In terms of implementation, the system’s back end is built using Java, and Mongo DB is used as the storage layer. Java allows for using additional languages, such as JavaScript, Groovy, and Python, which were utilized to enable the specification of formulas.

The problem

As we examined the system, we identified several issues contributing to significant delays in execution time. These issues can be broadly categorized as follows:

The process consumed excessive memory, causing the system to slow down.
The system processed large datasets far from the storage, further compounding the problem.

These issues become particularly challenging when they occur together, resulting in even longer delays in execution time.

Memory hungry slow execution process

The polyglot system can support multiple programming languages, allowing users to write formulas in their language of choice, such as plain JavaScript, MS Excel formulas, etc. This feature provides great flexibility as people with different skill sets can express models in the language they are comfortable with.

However, implementing this feature causes an extra load on the system as it has to support multiple execution run times within a single process.

Processing large datasets away from storage datasets

The second aspect of the problem surfaced as a solution to the first issue. The system was processing a massive dataset comprising more than 1,000,000 records. It applied logical operations to summarize the results and calculated derived data by examining each record

The solution journey

We noticed that a particular process was causing a bottleneck in the performance of our systems.
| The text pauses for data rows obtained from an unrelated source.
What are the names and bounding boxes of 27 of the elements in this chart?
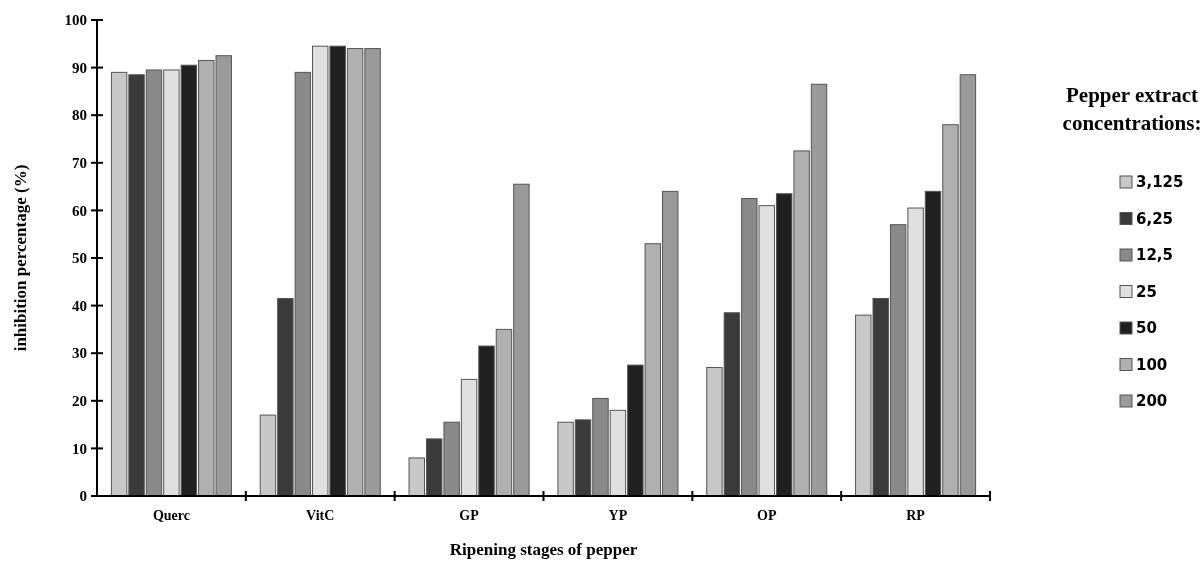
y-tick-label: 50 bbox=[72, 250, 87, 267]
y-tick-label: 90 bbox=[72, 59, 87, 76]
legend-label: 6,25 bbox=[1136, 209, 1174, 228]
x-tick-label: Querc bbox=[152, 508, 190, 523]
y-tick-label: 80 bbox=[72, 107, 87, 124]
legend-title: Pepper extract concentrations: bbox=[1062, 83, 1202, 135]
y-tick-label: 10 bbox=[72, 440, 87, 457]
x-tick-label: OP bbox=[757, 508, 777, 523]
x-tick-label: RP bbox=[906, 508, 926, 523]
legend-label: 200 bbox=[1136, 392, 1168, 411]
y-axis-title: inhibition percentage (%) bbox=[11, 164, 30, 352]
x-tick-label: GP bbox=[459, 508, 480, 523]
y-tick-label: 20 bbox=[72, 393, 87, 410]
y-tick-label: 70 bbox=[72, 155, 87, 172]
y-tick-label: 100 bbox=[64, 12, 87, 29]
legend-label: 100 bbox=[1136, 355, 1168, 374]
y-tick-label: 40 bbox=[72, 297, 87, 314]
x-tick-label: YP bbox=[608, 508, 628, 523]
x-axis-title: Ripening stages of pepper bbox=[449, 540, 638, 559]
y-tick-label: 0 bbox=[79, 488, 87, 505]
y-tick-label: 30 bbox=[72, 345, 87, 362]
legend-label: 25 bbox=[1136, 282, 1157, 301]
legend-label: 12,5 bbox=[1136, 246, 1174, 265]
legend-label: 3,125 bbox=[1136, 173, 1184, 192]
x-tick-label: VitC bbox=[306, 508, 335, 523]
y-tick-label: 60 bbox=[72, 202, 87, 219]
legend-label: 50 bbox=[1136, 319, 1157, 338]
To improve the overall performance, we worked on enhancing this process to bring it up to an acceptable level. To address the issue of the slow-running process per record, we explored different options and observed gradual improvements in various aspects.

Java multi-threading

As the system was developed using Java, our initial solution was to adopt a multi-threaded approach. However, we soon encountered memory limitations and frequent garbage collection, resulting in slower performance and larger heap sizes in Java.

Since this process is not always running and is just one of many use cases, it is not cost-effective to scale up the entire system to handle it. After several attempts at optimizing the JVM and increasing memory, we explored other alternatives.

Implementing Serverless computing

Most cloud providers offer serverless computing capabilities, and since we were already using AWS, we decided to use AWS Lambda for concurrent execution. This allowed us to avoid memory constraints and the need for large-sized instances dedicated to the application. We used Lambda to process each record by fanning out the Lambda process, which updated the database and sent a completion signal once it was done. This allowed us to consolidate the results while waiting for the processing to finish.

Issue with concurrency

After implementing a performance optimization technique, we noticed a significant improvement in the import time of records. The time taken to import records remained almost predictable, regardless of the number of records. However, during our testing, we encountered a problem with conflicting database updates. This occurred when multiple users tried to update the same shared record, causing the database to reject the updates to prevent data corruption.

Moving Objects Around Costs

Although we could process each record in approximately five milliseconds, it would still take us 15 hours to consolidate the results and enrich the data. Even if we managed to reduce the processing time to around 1.6 milliseconds per record, it would still take us around 6 hours to complete the task.

We faced a challenge while isolating records to allow for easy concurrency. To solve this problem, we created a new record for each conflicting update in the staging table. This would enable us to consolidate all records post-completion of complete concurrent execution.

Although this was an excellent solution in theory, we soon realized that the intermediary collection had generated far more records than expected. We ended up with roughly 1,100,000 additional records from only 13,000 input records.

Processing each record, including reading, enriching, and consolidating them into target records, was time consuming. We calculated that if we were to process each record, we would need to read it, sum up fields that may cause concurrent update conflicts, and calculate the value for some additional fields in the target record.

Get Closer to Data

Through learning, we were able to implement logic that is closer to the data. Nowadays, most database management systems offer some form of data summarization and consolidation query capabilities within the database itself. This brings out the best in the database.

We used MongoDB’s aggregation framework to bring our logic closer to the database. This resulted in a fantastic outcome of reducing several work hours to just a few minutes. MongoDB’s aggregation pipeline has several thoughtfully constructed operators that filter, consolidate, join, and produce the desired document structure (output record). It also allowed us to store it in a target collection (table) without leaving the process.

Bulk updates implemented

We were able to make progress with our data, but we encountered some data points that were not well represented in the aggregation framework. We had to figure out how to include certain logic inside the framework, and we noticed that we could apply the same calculation to a large set of records based on specific attributes.

By summarizing approximately 76,000 resulting records to only 30, we found a way to improve the processing. We used the aggregation framework to query records that needed to be enriched and performed external calculations on the derived fields. This allowed us to perform mass updates while still maintaining excellent performance.